目安の費用相場は、坪単価2~3万円になります。原状回復をおこなう範囲や箇所・状態によって金額が大きく異なるでしょう。借り主が負担するかどうかは「意図的・不注意で傷をつけたか」にかかっています。日ごろから傷をつけないように気をつけておかなければなりません。

4-3.敷金返還の相場は?

全額返ってくることもあれば、敷金の10~20%だけということもあります。実際、敷金返還の金額は管理会社・賃主によってばらばらなのです。
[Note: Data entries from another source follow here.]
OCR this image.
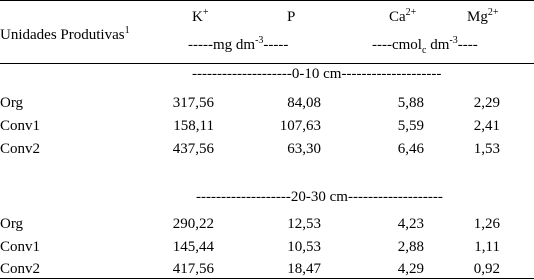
Unidades Produtivas$^1$
K+	P	$Ca^{2+}$	$Mg^{2+}$
-----mg $dm^{-3}-----$	----cmol$_c$ $dm^{-3}----$
--------------------0-10 cm--------------------
Org	317,56	84,08	5,88	2,29
Conv1	158,11	107,63	5,59	2,41
Conv2	437,56	63,30	6,46	1,53
-------------------20-30 cm-------------------
Org	290,22	12,53	4,23	1,26
Conv1	145,44	10,53	2,88	1,11
Conv2	417,56	18,47	4,29	0,92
現在は、敷金を返還するケースも増えていますが、相場は15%~20%と低い状態が続いています。

4-4.敷金返還のポイントとは?

居住年数が長ければ長いほど、入居時と同じ状態に戻すのは難しいものです。しかし、「見た目がキレイ」というポイントを抑えておけば、敷金返還の確率があがります。部屋を見て、目立つ傷や汚れがあれば退去前に修繕・除去しておきましょう。

4-5.退去時のトラブルを未然に防ぐコツとは?

退去時のトラブル防止は、入居時が大きなポイントです。入居時に賃主や不動産会社一緒に部屋の状態を確認しましょう。入居前の傷や汚れを確認することで、退去トラブルのリスクが減ります。また、原状回復の範囲を賃主と確認し合ってください。お互いの考えを共有しておけば、トラブルになることもありません。

まとめ

いかがでしたか? 退去時の掃除は、感謝の気持ちと同時に賃主とトラブルを防ぐための大切な作業でもあります。目立つ傷や汚れを見つけたときは、できる限りキレイにしてください。ある程度部屋の見た目をキレイにするだけで、敷金が戻ってきます。入居時に賃主へ渡す敷金は、原状回復費用が含まれているのです。原状回復の必要がなければ、返済金額も増えます。もし、借り主、それとも賃主の負担費用になるかわからない傷・汚れなら、賃主・不動産会社に相談しましょう。退去トラブルを防ぐためにも、入居時に契約書や原状回復の事実確認をしてくださいね。問題なくスムーズに引越しができるよう原状回復ガイドラインを読んでおきましょう。